Für einige Frauen bietet das soziale Einfrieren eine Möglichkeit, die Mutterschaft zu verzögern, bis stabilere Bedingungen es erlauben. Daten des Nationalen Gesundheitsinstituts zeigen, dass in Italien im Jahr 2025 1.150 Verfahren durchgeführt wurden, ein Anstieg von 44 Prozent im Vergleich zum Vorjahr. Experten betonen jedoch, dass das Einfrieren von Eiern keinen zukünftigen Schwangerschaftserfolg garantiert, da die Ergebnisse vom Alter der Frau während des Verfahrens und von der Qualität und Menge der gespeicherten Eier abhängen. Andere Regionen Italiens erforschen ähnliche Initiativen.
In der Region Ligurien plant man, das soziale Einfrieren in das öffentliche Gesundheitssystem einzuführen, das dem Ansatz von Apulien nachempfunden ist. In der Lombardei hat der Regionalrat kürzlich eine Entschließung zum Schutz der weiblichen Fruchtbarkeit verabschiedet, die das Einfrieren von Eizellen einschließt. Diese Bemühungen zeigen ein wachsendes Interesse daran, reproduktive Optionen zugänglicher zu machen, obwohl die Verfügbarkeit je nach örtlicher Politik erheblich variiert.
Es unterscheidet sich von medizinischem Einfrieren, das vor Behandlungen wie Chemotherapie verwendet wird, die die Fruchtbarkeit beeinträchtigen könnten. Der Prozess umfasst mehrere Stufen, beginnend mit Hormoninjektionen, um die Eierstöcke zu stimulieren, gefolgt von Ultraschallüberwachung, um das Follikelwachstum zu verfolgen. Sobald die Eier reif sind, werden sie abgeholt, mit flüssigem Stickstoff bei Temperaturen von etwa -196 ° C eingefroren und für den späteren Gebrauch gelagert. Techniken wie Vitrifizierung, schnelles Einfrieren, werden eingesetzt, um die Bildung von Eiskristallen zu verhindern, die die Eier schädigen könnten.
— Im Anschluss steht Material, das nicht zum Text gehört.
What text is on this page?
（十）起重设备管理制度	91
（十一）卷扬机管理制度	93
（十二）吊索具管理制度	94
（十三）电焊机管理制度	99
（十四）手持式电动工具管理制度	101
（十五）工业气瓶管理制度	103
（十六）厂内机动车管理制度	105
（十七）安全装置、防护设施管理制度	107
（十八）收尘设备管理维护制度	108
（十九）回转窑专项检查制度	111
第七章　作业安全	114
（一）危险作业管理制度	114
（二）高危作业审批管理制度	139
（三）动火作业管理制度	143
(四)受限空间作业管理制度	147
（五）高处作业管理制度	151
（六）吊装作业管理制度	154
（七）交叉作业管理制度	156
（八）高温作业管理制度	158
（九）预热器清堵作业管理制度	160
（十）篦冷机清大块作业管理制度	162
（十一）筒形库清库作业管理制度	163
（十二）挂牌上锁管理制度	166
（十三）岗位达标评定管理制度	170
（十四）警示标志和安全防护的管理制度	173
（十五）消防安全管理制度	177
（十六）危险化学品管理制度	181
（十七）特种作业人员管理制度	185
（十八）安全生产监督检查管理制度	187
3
Ihre Entscheidung löste in den Vereinigten Staaten eine Debatte aus, wo das Verfahren zwischen 10.000 und 20.000 US-Dollar kosten kann, ohne dass es eine Bundesversicherung gibt. Ähnliche Bedenken bestehen in Italien, wo das Verfahren außer für medizinische Fälle nicht öffentlich finanziert wird. Ocasio-Cortez betonte die Transparenz bei der Dokumentation ihres Prozesses und erkannte die politischen Risiken an, eine solche persönliche Entscheidung offen zu diskutieren. Während konservative Kritiker sie beschuldigten, eine feministische Agenda zu fördern, die Karrieren vor der Familie stellt, unterstützten andere ihr Recht auf Wahl.
Der nationale Gesundheitsdienst bietet nur aus medizinischen Gründen Versicherungsschutz, sodass die finanzielle Belastung von Einzelpersonen getragen wird. Einige Arbeitgeber bieten Leistungen an, die das Einfrieren von Eizellen beinhalten, wie Arianna Alessi bemerkte, die es den Mitarbeitern anbot. Trotz dieser Entwicklungen bestehen weiterhin Herausforderungen. Experten warnen, dass die Erfolgsrate stark vom Alter der Frau zum Zeitpunkt des Einfrierens sowie von der Anzahl und Qualität der erhaltenen Eizellen abhängt. Darüber hinaus sind die langfristigen Lagerkosten und die Unsicherheit der zukünftigen Fruchtbarkeit ständige Überlegungen.
Da immer mehr Frauen versuchen, berufliche Ambitionen mit Familienplanung in Einklang zu bringen, wird die Nachfrage nach zugänglichen Fortpflanzungstechnologien wahrscheinlich zunehmen.Regionale Initiativen wie Puglia stellen Schritte dar, um diese Bedürfnisse zu befriedigen, obwohl in ganz Italien weiterhin Unterschiede bestehen.Da das Programm für Anträge offen ist, werden die Auswirkungen solcher Politiken auf individuelle Entscheidungen und demografische Muster in den kommenden Monaten klarer.
★
Halte die Nachrichten ehrlich.
ObjectiveNews ist leserfinanziert und werbefrei – wir zeigen dir den Bias, statt ihn zu verstecken. Unterstütze unabhängigen Journalismus für 4 €/Monat.